EUSP opracuje indeks wyszukiwania oparty na prywatności, który jest zasadniczo bazą danych informacji z różnych stron internetowych.
Zarówno Ecosia, jak i Qwant będą korzystać z tej infrastruktury i będzie ona dostępna dla innych niezależnych wyszukiwarek i firm technologicznych.
Czy jest to europejska odpowiedź na Google?
"Nie będziemy europejskim Google, jak czasami ludzie chcą, abyśmy byli, ponieważ nie jest to możliwe" - powiedział Olivier Abecassis, dyrektor generalny Qwant w wywiadzie dla Euronews Next.
Powiedział, że nie chodzi o dopasowanie i powielanie tego, co robi Google, ale także o wykorzystanie ich technologii do opracowania własnej.

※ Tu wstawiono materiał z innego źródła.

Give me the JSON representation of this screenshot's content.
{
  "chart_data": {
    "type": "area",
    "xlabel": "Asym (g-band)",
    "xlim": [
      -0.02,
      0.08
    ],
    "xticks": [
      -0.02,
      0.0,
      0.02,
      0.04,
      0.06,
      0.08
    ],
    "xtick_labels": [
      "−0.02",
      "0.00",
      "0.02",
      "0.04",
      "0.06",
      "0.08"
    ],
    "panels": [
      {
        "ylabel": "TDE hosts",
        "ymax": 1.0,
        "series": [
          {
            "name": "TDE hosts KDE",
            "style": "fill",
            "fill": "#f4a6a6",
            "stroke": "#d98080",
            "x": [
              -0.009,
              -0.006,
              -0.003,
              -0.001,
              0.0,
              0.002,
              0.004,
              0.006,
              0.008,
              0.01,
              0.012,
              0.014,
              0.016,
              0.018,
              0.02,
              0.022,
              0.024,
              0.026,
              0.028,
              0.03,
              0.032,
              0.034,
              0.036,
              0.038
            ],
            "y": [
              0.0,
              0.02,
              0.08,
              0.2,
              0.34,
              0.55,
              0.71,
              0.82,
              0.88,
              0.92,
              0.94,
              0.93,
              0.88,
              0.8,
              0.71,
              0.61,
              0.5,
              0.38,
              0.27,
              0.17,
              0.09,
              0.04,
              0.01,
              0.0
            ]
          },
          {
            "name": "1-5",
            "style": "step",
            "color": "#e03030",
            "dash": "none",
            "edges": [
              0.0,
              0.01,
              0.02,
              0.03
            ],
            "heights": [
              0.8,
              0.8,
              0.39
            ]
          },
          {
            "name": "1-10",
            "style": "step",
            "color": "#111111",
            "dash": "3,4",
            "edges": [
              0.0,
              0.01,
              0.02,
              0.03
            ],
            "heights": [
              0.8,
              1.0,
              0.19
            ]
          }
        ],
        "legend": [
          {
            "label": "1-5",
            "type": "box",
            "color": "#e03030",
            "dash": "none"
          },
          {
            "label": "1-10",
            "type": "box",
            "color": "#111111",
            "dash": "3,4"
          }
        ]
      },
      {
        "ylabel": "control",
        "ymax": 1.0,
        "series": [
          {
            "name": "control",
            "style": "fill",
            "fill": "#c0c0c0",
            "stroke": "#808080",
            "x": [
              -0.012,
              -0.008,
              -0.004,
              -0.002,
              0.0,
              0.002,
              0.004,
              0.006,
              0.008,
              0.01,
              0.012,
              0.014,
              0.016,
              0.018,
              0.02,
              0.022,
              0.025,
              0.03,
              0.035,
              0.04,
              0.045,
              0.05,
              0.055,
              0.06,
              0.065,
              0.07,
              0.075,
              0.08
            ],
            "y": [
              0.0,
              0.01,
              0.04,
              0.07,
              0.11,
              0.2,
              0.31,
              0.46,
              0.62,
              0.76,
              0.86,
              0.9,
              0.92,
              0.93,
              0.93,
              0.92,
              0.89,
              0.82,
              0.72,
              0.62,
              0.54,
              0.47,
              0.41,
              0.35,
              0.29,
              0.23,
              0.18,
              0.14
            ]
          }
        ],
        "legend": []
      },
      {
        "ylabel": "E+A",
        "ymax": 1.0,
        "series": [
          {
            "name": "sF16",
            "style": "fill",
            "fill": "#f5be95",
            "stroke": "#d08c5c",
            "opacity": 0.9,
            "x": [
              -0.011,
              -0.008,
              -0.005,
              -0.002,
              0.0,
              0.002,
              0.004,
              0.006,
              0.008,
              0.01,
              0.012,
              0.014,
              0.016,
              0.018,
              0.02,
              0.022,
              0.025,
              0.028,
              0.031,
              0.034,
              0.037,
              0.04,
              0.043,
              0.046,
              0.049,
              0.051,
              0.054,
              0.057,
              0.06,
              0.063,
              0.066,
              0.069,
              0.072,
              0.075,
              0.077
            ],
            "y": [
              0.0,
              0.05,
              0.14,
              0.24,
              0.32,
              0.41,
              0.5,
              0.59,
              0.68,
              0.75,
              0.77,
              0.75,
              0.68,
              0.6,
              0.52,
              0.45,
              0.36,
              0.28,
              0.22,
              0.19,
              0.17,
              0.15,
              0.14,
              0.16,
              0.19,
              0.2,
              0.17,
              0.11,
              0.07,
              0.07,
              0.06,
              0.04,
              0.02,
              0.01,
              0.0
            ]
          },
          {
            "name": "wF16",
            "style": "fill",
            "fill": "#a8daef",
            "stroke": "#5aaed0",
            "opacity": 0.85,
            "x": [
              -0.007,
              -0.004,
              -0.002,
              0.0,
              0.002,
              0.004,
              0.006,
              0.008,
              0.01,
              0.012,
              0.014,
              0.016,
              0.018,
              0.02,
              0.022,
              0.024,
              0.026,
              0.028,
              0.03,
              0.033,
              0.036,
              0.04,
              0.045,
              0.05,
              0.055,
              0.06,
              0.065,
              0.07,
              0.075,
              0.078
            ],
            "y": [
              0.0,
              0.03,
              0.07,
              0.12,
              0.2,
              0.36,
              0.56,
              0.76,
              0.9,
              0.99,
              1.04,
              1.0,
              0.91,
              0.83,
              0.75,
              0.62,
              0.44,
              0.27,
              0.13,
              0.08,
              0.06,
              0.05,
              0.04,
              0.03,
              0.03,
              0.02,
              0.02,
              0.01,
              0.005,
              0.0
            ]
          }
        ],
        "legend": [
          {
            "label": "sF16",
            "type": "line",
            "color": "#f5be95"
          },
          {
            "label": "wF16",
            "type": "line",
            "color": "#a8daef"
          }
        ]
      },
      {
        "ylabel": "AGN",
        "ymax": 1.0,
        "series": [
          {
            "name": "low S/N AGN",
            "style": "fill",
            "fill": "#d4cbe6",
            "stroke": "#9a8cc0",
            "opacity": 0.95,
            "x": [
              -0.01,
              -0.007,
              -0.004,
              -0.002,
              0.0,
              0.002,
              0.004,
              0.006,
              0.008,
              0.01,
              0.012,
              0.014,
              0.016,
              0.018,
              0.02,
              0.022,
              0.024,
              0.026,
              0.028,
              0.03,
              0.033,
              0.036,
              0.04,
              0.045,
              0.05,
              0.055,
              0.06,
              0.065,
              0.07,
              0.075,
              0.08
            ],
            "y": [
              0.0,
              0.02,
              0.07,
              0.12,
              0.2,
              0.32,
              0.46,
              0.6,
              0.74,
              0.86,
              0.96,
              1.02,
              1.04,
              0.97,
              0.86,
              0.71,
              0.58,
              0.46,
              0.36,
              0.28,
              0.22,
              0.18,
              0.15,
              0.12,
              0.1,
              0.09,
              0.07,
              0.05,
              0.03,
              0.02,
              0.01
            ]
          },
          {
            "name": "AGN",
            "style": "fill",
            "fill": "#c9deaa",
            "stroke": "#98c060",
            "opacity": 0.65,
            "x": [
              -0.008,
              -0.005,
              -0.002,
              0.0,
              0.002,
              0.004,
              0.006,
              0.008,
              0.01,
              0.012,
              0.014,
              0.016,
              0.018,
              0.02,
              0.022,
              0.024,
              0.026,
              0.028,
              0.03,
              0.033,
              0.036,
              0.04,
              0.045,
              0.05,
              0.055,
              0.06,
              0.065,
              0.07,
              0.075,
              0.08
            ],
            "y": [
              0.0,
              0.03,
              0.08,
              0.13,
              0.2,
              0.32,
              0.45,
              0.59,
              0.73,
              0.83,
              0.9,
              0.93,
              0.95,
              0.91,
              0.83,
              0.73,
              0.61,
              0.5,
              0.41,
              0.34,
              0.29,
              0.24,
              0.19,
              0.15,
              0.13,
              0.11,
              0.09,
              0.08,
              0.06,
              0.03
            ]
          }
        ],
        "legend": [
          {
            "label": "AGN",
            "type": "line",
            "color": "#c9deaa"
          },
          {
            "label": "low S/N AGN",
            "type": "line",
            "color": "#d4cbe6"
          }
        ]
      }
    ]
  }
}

"Uważamy, że zrobienie tego w 2024 r. w oparciu o możliwości sztucznej inteligencji i zdolność do pozyskiwania zbiorów danych od Google i Microsoft, dzięki DMA (Digital Markets Act) i możliwości dostępu do innych danych, jest szansą" - dodał.
Dzięki DMA firmy takie jak Google i Microsoft musiały otworzyć swoje zbiory danych i udostępnić je innym firmom.
Firmy stwierdziły, że mają nadzieję, że regulacja może pomóc w rozwiązaniu niektórych wyzwań związanych z danymi dla wyszukiwarek, takich jak dostęp do większej ilości informacji. Na przykład, jeśli restauracja opublikuje swoje godziny otwarcia tylko na Mapach Google, tylko Google będzie miał dostęp do tych informacji.
Firmy stwierdziły również, że jedną z różnic między Stanami Zjednoczonymi a Europą jest to, że rząd USA prawdopodobnie pomógłby w finansowaniu, ponieważ jest to ważne geopolitycznie. Jednak w Europie tak nie jest.
Model przychodów EUSP będzie w stanie pozyskać kapitał inwestorski poza modelem Ecosia.
Podczas gdy niektórzy nazwali EUSP europejską odpowiedzią na Google, dyrektorzy generalni są znacznie bardziej skromni w swoim opisie.
"Zdecydowanie nie dostarczymy zestawu narzędzi tak dużego jak Google. Ale mocno wierzymy, że po stronie wyszukiwania, a zwłaszcza dzięki możliwościom sztucznej inteligencji, możemy zapewnić technologię, która może być wystarczająco silna" - powiedział Abecassis.